特殊な気象環境から航空機を守るため、気象影響防御技術(WEATHER―Eye)の研究開発への取り組みを2015年から開始するとともに、16年からは産学官でコンソーシアムを結成しオールジャパン体制で研究開発を加速させている。

年1万件超発生

航空機運航にとって雪氷・雷・火山灰・乱気流などの特殊気象は安全上の大きな問題となっている。国際航空運送協会(IATA)のリポートによれば、15―19年の5年間の世界の航空死亡事故の最大要因は特殊気象であり、40%の事例において何らかの気象現象が事故の主要因あるいは背景要因となっていた。

幸いにも日本の定期運航の旅客機では、気象が直接の要因となる死亡事故は発生していないが、滑走路雪氷によるオーバーラン事故や、乱気流による揺れでの乗員・乗客の負傷などが発生しており問題となっている。悪天候による運航変更、機材の不具合など、特殊気象を要因とする遅延や欠航などが日本でも年間1万件以上発生しており、運航へ甚大な影響を及ぼしている。

滑走路雪氷検知

宇宙航空研究開発機構(JAXA)では、これらの気象環境においても安全にかつ効率的に運航が可能になるよう、特殊気象を検知・予測し、防御・回避するための技術開発に取り組んでいる。滑走路上の雪氷をリアルタイムでモニタリングする技術、航空機への被雷を回避するために気象状況から被雷危険性を予測する技術、被雷による損傷を低減する導電性炭素繊維複合材料や着雷位置の制御技術、航空機エンジンへの着氷や火山灰による損傷を防ぐ技術、大気中の火山灰や氷晶エリアを回避するためにライダーで検知する技術、前方の乱気流を検知して機体を予見制御することで揺れを低減する技術など、いずれも世界的に見てもユニークな研究である。

センサー開発

昨今の新千歳空港における大規模な遅延・欠航、オーバーラン事故が示すように、本格的な冬を迎えるに当たり雪が航空機にとって問題となってくる。この問題を解決すべく、世界初となる滑走路雪氷モニタリングセンサーの開発に取り組んでいる。

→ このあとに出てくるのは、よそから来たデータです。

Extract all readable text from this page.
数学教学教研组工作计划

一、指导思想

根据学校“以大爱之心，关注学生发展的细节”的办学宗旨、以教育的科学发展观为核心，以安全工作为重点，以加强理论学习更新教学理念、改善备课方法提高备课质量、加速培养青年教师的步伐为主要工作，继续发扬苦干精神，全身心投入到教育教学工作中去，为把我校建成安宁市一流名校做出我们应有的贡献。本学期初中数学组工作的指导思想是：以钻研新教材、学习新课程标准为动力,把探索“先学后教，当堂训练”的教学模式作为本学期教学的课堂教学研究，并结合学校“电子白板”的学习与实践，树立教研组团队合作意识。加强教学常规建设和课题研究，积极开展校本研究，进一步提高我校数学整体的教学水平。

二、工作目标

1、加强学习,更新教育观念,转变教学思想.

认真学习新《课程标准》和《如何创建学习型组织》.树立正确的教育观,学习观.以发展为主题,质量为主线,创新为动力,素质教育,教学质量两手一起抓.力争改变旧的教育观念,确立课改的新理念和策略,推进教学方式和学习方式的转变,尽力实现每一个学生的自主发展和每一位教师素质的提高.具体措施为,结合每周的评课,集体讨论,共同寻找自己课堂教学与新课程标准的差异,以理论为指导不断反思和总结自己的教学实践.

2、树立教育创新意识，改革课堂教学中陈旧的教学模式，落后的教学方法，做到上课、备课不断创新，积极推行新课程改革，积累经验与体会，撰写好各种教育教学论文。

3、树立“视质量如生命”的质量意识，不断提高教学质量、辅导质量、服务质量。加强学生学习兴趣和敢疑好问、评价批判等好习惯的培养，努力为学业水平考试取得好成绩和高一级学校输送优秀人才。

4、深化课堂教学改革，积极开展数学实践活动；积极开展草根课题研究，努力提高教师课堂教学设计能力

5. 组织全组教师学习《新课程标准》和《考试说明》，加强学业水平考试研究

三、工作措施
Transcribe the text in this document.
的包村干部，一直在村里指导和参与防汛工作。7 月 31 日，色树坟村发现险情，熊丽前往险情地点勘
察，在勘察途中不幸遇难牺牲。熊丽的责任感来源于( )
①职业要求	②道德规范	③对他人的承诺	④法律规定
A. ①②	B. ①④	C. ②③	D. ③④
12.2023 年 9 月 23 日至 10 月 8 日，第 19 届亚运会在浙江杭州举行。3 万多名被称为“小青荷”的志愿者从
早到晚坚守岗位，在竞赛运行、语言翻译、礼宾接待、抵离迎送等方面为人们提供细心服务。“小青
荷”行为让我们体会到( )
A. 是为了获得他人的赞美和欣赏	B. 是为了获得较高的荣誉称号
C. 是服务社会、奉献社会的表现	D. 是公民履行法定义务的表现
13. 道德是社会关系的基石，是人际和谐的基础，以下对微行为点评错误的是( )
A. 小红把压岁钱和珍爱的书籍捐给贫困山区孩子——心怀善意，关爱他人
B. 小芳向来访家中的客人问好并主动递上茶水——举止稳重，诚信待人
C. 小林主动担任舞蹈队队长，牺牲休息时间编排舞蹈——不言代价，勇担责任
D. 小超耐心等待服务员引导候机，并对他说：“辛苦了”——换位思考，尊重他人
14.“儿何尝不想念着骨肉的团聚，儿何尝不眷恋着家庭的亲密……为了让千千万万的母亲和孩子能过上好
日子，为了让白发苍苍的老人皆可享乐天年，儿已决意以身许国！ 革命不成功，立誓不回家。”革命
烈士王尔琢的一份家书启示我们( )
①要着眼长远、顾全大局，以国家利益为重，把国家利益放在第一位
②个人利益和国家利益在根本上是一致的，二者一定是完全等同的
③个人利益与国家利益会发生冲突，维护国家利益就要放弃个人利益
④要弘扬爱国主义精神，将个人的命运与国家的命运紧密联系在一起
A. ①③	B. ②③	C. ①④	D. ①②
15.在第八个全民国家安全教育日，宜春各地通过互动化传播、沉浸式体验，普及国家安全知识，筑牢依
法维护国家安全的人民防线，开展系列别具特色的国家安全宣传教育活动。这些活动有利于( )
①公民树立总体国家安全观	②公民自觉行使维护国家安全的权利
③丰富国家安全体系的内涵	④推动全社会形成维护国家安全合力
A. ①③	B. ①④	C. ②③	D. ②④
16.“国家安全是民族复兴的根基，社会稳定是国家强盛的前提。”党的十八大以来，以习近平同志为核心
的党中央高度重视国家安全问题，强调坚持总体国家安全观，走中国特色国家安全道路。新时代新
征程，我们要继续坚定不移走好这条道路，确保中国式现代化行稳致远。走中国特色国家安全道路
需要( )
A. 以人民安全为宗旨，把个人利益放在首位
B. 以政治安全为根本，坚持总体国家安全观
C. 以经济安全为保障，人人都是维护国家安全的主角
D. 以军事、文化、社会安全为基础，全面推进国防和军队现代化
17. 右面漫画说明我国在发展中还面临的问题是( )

滑走路に、レーザー光源とカメラを埋設し、滑走路表面の雪氷にレーザー光を照射、カメラで撮影した雪氷による光散乱の様相から雪氷の種類や厚さを同定する仕組みである。このセンサーにより、リアルタイムで滑走路の雪氷状況を把握することで、適切な離着陸判断や除雪判断が可能となり、冬季の運航安全や運航効率が大きく向上することが期待される。現在、福井や北海道での空港実証に向けて研究開発が進んでいる。(月曜日に掲載)

航空技術部門次世代航空イノベーションハブ副ハブ長 神田淳
1993年航空宇宙技術研究所、03―04年米デューク大学研究員、06―09年国土交通省航空局に出向、15年から気象影響防御技術の研究開発に従事。博士(工学)、技術士(航空・宇宙部門、総合技術監理部門)。